You can 'avoid the ambiguity' by stating that you'll always be taking the first actual match, in other words your rules have a priority. You'd then want to flag rules which have no effect because they are 'shadowed' by rules higher up. They're not hard to find, so it's something your program should do.
Your interface could also indicate groups of rules where rules within the group can be in any order without changing the outcomes. This will add clarity to what the rules are really saying.
If some of your outputs are relatively independent of the others, you will also get a more compact and much clearer table by allowing question marks in the output. In that design the scan for first matching rule is done once for each output. Consider for example if 'HasChildren' is the only factor relevant to 'Can Be Evicted'. With question marks in the outputs (= no effect) you could be halving the number of exception rules.

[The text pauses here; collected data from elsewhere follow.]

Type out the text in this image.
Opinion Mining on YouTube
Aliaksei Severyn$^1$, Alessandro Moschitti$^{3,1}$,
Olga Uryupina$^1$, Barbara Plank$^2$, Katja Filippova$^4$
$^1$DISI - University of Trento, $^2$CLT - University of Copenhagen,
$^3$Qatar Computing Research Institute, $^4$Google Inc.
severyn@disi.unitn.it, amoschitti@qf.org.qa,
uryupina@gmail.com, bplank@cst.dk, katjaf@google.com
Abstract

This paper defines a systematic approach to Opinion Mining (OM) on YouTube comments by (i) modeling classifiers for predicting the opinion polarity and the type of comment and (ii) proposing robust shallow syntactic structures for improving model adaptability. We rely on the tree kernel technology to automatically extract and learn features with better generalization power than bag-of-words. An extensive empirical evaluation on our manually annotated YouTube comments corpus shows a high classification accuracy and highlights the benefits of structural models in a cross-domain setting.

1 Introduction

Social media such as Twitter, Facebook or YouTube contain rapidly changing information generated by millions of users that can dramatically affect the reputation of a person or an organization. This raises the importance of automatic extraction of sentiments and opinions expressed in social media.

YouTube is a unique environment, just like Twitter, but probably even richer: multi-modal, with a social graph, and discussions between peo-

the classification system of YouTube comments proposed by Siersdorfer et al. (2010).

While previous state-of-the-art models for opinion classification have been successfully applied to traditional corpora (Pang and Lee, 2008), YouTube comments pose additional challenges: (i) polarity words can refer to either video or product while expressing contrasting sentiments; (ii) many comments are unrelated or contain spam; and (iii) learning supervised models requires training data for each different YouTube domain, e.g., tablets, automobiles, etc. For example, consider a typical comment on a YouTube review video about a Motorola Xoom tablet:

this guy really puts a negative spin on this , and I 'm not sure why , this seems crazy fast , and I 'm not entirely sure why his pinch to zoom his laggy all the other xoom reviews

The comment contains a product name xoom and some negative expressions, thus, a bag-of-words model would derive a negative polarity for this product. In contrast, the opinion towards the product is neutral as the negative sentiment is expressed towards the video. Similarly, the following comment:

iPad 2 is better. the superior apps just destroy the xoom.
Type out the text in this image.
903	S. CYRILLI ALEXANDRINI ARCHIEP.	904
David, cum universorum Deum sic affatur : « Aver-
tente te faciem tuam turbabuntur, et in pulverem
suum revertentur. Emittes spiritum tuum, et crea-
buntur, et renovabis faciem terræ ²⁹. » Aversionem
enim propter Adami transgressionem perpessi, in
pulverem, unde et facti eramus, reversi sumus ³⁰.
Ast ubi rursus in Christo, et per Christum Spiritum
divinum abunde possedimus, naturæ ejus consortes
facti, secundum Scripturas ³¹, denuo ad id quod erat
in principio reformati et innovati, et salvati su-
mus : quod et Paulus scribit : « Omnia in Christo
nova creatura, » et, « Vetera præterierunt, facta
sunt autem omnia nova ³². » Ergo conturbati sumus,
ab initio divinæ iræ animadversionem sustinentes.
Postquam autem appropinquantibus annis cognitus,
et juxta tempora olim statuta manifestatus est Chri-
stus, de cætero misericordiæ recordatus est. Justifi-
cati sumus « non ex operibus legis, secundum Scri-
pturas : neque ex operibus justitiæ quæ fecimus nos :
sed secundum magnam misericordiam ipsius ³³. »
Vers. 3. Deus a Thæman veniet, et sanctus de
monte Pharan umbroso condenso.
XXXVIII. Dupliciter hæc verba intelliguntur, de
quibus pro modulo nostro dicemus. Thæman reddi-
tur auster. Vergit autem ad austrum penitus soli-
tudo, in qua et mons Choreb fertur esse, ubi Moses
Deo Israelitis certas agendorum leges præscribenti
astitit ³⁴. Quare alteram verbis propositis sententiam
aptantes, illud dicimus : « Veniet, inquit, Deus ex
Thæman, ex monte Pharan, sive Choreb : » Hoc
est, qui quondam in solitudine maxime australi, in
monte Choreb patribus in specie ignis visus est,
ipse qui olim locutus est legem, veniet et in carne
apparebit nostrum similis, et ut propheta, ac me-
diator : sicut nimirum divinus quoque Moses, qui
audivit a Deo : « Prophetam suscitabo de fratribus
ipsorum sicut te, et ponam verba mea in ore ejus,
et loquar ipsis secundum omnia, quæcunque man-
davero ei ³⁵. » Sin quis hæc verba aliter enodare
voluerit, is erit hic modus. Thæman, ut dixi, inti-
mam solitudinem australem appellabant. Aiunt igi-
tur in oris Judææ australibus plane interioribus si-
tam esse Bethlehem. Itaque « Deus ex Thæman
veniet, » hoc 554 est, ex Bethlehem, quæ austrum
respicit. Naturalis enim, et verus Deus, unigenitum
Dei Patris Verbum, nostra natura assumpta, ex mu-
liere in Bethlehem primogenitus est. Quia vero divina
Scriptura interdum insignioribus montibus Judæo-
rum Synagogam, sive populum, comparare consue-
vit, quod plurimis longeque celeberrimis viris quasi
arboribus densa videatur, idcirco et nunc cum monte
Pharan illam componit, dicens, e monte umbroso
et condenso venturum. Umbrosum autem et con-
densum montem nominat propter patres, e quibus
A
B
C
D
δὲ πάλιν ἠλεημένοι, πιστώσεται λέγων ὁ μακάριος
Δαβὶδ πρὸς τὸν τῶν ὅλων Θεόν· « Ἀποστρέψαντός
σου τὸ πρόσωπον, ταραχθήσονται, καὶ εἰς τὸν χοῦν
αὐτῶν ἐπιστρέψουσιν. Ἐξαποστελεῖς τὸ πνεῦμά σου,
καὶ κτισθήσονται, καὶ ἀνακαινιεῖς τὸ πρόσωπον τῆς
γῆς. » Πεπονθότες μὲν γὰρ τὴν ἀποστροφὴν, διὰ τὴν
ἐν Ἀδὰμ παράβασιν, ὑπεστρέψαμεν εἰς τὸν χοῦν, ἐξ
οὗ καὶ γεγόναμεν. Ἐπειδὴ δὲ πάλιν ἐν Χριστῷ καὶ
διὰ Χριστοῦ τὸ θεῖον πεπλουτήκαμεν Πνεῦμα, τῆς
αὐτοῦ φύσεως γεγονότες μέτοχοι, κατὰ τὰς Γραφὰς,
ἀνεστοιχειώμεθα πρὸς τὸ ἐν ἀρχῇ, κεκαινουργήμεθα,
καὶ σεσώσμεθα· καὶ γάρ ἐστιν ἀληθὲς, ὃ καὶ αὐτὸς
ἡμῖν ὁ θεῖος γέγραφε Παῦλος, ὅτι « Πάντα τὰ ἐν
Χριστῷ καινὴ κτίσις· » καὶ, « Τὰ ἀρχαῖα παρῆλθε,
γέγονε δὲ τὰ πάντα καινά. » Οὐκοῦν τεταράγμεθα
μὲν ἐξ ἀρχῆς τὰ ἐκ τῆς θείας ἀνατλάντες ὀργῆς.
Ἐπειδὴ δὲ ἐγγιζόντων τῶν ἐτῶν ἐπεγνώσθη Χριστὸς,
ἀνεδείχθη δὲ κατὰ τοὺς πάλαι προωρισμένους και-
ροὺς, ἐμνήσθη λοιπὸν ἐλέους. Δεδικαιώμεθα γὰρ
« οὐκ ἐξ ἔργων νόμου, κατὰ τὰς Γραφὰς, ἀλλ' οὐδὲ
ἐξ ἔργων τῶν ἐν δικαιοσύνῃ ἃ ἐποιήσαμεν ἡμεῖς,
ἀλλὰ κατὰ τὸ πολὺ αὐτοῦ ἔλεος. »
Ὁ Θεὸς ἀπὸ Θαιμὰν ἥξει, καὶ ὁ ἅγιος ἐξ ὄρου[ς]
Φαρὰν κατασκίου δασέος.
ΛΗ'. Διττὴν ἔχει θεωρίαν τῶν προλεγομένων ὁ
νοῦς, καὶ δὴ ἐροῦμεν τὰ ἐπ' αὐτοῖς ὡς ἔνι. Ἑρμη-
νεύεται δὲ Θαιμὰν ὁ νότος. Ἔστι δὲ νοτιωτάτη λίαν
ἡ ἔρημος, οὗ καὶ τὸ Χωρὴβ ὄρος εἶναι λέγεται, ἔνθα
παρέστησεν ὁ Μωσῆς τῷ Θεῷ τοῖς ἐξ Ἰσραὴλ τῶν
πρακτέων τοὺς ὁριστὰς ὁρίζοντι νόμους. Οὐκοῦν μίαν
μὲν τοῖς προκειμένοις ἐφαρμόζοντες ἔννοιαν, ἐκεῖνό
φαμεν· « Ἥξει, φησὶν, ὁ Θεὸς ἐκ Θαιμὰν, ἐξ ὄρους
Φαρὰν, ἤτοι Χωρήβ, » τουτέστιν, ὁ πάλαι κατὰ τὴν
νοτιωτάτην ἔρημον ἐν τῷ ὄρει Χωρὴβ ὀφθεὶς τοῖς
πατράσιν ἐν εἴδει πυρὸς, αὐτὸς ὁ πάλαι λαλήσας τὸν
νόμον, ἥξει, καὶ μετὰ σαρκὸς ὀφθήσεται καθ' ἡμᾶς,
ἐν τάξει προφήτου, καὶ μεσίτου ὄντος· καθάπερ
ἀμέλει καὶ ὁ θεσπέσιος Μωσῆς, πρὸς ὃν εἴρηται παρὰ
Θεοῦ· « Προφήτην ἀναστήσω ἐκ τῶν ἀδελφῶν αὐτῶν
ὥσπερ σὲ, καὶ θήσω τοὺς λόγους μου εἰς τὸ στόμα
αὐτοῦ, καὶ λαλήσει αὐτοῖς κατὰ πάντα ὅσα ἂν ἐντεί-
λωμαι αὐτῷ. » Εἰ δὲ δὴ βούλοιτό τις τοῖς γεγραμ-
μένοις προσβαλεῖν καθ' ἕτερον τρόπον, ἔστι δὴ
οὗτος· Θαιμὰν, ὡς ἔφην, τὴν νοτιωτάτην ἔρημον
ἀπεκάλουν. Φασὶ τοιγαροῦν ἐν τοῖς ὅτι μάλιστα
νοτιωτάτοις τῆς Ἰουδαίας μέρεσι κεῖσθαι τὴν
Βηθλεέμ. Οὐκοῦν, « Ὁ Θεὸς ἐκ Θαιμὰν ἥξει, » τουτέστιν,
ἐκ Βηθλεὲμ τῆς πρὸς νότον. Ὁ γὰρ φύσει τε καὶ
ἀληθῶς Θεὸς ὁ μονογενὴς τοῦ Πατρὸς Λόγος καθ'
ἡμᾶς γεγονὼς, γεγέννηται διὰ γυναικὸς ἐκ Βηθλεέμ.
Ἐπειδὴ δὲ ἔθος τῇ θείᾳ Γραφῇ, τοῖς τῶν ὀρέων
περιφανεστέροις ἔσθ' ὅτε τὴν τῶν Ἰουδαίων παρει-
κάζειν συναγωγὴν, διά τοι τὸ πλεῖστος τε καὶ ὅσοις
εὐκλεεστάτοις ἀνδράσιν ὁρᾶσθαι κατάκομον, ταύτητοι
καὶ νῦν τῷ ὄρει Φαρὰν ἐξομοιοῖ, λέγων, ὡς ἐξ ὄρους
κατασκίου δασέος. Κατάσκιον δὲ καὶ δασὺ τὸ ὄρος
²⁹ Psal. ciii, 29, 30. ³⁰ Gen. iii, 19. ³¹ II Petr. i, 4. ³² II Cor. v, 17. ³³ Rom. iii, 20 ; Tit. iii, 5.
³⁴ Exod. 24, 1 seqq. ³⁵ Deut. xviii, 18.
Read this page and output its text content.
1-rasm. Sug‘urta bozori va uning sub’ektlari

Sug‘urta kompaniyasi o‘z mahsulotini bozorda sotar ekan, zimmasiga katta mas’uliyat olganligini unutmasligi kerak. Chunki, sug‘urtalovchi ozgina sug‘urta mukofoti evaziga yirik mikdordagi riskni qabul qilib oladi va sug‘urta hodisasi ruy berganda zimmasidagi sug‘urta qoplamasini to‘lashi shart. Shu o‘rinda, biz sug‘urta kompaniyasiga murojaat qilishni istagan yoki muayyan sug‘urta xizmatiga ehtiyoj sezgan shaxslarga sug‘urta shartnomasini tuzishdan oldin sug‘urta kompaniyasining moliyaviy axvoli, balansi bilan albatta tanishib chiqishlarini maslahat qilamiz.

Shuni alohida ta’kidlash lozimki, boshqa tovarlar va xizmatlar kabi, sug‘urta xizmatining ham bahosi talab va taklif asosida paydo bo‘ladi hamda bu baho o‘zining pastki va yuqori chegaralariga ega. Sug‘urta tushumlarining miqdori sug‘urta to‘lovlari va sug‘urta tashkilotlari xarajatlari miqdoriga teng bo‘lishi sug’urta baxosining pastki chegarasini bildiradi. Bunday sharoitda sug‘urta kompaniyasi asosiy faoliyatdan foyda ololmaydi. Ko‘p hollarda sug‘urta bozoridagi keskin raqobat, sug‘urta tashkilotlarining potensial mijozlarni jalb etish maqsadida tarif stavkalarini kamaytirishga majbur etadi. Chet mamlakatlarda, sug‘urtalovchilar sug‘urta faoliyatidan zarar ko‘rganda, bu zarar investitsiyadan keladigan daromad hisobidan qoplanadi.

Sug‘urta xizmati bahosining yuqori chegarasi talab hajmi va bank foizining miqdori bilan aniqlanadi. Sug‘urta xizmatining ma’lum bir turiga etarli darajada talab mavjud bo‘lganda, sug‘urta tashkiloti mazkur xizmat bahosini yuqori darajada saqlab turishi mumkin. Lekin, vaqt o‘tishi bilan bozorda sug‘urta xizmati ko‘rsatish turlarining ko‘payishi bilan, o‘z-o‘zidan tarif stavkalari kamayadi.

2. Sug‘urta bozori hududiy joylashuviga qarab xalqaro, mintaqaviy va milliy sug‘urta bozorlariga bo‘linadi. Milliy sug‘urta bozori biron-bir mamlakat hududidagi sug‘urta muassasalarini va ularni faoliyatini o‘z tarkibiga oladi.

My background for this is circuit logic design, not business logic. What you're designing is similar to, but not the same as, a PLA. As long as your actual rules are close to sum of products then it can work well. If your rules aren't, for example the 'even number of these properties' rule, then the grid like presentation will break down in a combinatorial explosion of cases. Your best hope if your rules are arbitrary is to get a clearer more compact presentation with either equations or with diagrams like a circuit diagram. To be avoided, if you can.
If you are looking for a Decision Engine with a GUI, than you can try this one: http://gandalf.nebo15.com/
We just released it, it's open source and production ready.
You probably need some kind of inference engine. Think about doing it in prolog.